Plusieurs hommes sont du même avis. Christian Kianda, ingénieur agronome, assure : "Toutes les familles polygames ont connu des divisions une fois que le père est enterré. Cette réforme (envisagée de la loi, Ndlr) va aussi rappeler à l’ordre ceux qui ont des maîtresses et font des enfants qui sont ensuite souvent la risée de leurs camarades." Beluxe Okana, un monogame, ajoute : "Certains ne sont pas conscients des risques, en particulier celui de propager le sida, qu’ils courent et font courir aux autres."
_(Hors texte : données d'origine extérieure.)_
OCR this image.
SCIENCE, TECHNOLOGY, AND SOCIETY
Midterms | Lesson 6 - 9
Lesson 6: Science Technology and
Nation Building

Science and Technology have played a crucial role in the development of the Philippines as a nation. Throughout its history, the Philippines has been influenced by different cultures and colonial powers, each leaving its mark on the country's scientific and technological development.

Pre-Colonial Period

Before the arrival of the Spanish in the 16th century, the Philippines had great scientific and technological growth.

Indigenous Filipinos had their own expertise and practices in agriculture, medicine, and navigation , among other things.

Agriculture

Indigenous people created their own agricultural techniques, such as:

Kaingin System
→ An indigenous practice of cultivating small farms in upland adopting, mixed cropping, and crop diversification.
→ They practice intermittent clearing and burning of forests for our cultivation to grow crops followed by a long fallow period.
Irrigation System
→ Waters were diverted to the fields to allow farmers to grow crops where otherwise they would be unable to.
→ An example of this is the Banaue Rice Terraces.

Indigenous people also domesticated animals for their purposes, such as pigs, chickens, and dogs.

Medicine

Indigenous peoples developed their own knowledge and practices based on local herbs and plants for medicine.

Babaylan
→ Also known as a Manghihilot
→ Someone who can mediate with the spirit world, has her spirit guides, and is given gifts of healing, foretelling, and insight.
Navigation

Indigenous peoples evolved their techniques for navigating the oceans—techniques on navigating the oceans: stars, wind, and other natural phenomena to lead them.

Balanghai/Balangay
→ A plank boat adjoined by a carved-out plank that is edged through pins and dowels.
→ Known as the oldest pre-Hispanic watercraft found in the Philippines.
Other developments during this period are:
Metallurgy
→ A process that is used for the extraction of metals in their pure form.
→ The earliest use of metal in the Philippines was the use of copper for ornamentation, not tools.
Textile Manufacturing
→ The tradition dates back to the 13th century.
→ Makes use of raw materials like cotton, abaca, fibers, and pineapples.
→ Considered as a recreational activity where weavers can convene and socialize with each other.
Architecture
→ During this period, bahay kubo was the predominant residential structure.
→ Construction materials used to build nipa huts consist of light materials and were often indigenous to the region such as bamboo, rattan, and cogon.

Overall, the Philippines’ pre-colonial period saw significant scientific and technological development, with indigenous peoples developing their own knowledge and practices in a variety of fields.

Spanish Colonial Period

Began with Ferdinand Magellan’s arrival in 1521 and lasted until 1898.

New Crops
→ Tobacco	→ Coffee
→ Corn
Les jeunes qui refusent la polygamie ont, dans certains cas, le soutien de leurs parents qui redoutent d’avoir à payer plusieurs fois la dot. Ils bénéficient aussi de l’appui des milieux religieux. Pour le pasteur Kinouani de la paroisse de Makélékélé, interdire la polygamie serait en somme naturel. "Dieu a donné un seul cœur à l’homme. Comment est-il possible d’aimer deux femmes de la même façon ? Il y a forcément une injustice qui se ressent aussi au niveau des enfants. La loi mettra certes du temps à s’appliquer, mais je pense sincèrement que les choses vont changer surtout avec le coût de la vie aujourd’hui."